Bonus tip: If you want to dress up then just settle on a chequered shirt as all the men wear them under the Lederhosen's.
The delicious beer is complimented by delicious food. However, the majority of the food revolves around meat so if you are a vegetarian you might struggle to find something to suit your tastes even though I am sure there are vegetarian options. Don't expect elegantly sized portions just expect meat and lots of it and you will be fine. For example, when you buy a half chicken that's what you get, a half chicken. No salad, no potatoes, no sides whatsoever.
Bonus tip: Buy a Pork Knuckle or Pork Sandwich stuffed with crackling - just what that hangover needs to kick start you for the next day.
"Once it hits your lips, its so good!"
Oktoberfest beer is delicious and strong so I will say this once and once only; PACE YOURSELF. There is no need to chug the beers as you will get drunk (if that is what you want). Just enjoy the atmosphere and join in the festivities. No one wants to see you throwing up in the garden outside nor do your friends want to have to leave to look after you later on.
Bonus tip: Combine each stein with a feed. The pretzels are great for soaking up that booze.
Tents and the rest
Enjoy the outdoors as well as the inside. While there are plenty of reasons you may want to stay inside during the festival to consume as much as possible there is a whole other experience outside. I didn't even realise it, until the second day as I got too boozed the first. There are a number of amusement rides including tower drops, roller coasters and arcade games.

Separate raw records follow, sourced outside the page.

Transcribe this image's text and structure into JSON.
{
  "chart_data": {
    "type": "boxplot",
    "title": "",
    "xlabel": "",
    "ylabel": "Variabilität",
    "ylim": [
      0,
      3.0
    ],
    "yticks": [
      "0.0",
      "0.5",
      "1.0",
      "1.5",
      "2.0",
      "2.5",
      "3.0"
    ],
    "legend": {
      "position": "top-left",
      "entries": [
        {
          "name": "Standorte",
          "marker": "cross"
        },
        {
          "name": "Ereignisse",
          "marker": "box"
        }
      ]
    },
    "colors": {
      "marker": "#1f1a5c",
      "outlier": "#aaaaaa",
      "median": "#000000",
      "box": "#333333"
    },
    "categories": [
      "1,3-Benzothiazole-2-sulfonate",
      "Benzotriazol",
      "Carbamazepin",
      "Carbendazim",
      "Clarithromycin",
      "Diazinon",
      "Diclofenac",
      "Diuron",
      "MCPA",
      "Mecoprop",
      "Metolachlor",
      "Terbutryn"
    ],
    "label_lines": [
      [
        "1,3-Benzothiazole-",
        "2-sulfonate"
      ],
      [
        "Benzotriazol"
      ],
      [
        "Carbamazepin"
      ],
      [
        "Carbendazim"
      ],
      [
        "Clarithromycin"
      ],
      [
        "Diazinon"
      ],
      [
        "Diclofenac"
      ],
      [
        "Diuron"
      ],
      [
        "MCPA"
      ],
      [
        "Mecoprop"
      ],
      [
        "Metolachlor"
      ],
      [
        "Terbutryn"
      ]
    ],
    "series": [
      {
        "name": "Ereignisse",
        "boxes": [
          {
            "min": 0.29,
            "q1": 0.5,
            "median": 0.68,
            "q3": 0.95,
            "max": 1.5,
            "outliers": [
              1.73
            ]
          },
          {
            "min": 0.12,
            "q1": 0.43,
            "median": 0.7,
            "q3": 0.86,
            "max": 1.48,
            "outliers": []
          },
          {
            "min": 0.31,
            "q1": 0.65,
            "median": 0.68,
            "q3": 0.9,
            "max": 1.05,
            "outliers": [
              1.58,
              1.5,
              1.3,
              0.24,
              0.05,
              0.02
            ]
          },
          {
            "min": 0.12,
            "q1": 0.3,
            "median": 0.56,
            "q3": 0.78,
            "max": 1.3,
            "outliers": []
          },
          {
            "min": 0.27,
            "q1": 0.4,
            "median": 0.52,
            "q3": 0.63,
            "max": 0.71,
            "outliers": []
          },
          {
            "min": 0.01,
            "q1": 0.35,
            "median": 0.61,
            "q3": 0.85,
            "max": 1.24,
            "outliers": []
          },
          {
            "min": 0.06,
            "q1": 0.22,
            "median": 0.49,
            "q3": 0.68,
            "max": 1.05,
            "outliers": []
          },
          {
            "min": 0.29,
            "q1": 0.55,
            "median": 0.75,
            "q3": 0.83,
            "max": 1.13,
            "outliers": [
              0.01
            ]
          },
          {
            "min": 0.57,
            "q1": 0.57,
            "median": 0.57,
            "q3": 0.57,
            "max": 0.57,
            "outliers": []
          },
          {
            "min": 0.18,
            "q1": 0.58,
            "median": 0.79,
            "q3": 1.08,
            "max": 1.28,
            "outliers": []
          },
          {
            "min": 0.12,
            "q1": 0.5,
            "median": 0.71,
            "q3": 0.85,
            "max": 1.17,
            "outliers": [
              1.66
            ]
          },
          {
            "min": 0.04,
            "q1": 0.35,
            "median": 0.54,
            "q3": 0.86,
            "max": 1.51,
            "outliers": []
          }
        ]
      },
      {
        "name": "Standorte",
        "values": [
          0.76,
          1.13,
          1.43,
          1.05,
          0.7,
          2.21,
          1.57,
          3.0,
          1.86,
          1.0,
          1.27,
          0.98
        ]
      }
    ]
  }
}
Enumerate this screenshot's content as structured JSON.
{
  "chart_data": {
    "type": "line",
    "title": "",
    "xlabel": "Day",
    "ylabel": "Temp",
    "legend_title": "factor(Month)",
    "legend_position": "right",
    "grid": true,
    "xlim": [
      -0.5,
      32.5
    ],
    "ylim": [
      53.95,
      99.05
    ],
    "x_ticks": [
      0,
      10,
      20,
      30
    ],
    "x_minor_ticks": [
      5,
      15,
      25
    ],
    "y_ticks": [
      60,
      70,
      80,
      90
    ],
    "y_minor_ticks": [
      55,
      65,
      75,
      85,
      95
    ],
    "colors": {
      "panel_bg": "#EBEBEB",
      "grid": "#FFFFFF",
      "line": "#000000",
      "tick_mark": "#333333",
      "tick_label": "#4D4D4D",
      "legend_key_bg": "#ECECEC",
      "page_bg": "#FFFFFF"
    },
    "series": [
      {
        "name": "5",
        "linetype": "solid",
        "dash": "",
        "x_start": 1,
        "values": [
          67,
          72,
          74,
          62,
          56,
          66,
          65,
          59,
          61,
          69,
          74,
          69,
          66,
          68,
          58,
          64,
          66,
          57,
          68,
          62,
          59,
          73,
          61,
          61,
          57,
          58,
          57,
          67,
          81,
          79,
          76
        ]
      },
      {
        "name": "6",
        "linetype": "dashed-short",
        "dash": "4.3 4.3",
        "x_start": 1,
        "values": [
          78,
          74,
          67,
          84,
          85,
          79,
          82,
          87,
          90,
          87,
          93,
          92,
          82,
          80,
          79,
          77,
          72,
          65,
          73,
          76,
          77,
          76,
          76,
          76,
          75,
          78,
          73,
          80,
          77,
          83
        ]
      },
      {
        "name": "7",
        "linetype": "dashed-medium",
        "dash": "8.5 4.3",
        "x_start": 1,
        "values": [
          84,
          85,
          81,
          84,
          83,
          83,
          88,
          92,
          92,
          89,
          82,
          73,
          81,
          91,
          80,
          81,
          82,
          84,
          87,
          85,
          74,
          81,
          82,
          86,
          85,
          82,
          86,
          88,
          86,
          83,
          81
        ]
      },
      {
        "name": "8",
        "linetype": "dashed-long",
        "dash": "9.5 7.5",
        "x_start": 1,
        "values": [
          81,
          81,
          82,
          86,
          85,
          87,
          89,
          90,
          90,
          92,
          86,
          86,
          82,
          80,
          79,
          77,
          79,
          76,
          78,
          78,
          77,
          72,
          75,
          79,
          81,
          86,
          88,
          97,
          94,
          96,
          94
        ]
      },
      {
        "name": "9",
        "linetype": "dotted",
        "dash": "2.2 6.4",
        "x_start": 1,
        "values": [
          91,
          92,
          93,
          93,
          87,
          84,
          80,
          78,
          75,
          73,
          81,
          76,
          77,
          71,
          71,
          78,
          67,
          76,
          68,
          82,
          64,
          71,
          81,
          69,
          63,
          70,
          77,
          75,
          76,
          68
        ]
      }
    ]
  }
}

Bonus tip: Plus they have beer gardens everywhere so booze hounds never fear.
Munich itself is a fantastic city. There are open spaces and pedestrian friendly areas everywhere. And although there are only a few old buildings that withstood the barrage of bombs dropped during World War II, many were rebuilt in their original fashion. This makes the city a perfect place to explore and it is important you don't miss the sights while having your nose stuck in your stein.
Bonus tip: Take the free walking tour leaving from Glockenspiel for 3 hours of Munich history including how Oktoberfest came about and also Hitler's rise to power.
Hopefully these tips help you enjoy it as much as we did and we look forward to seeing you next year.
Would love to add some additional tips if anyone knows of anything else we have missed?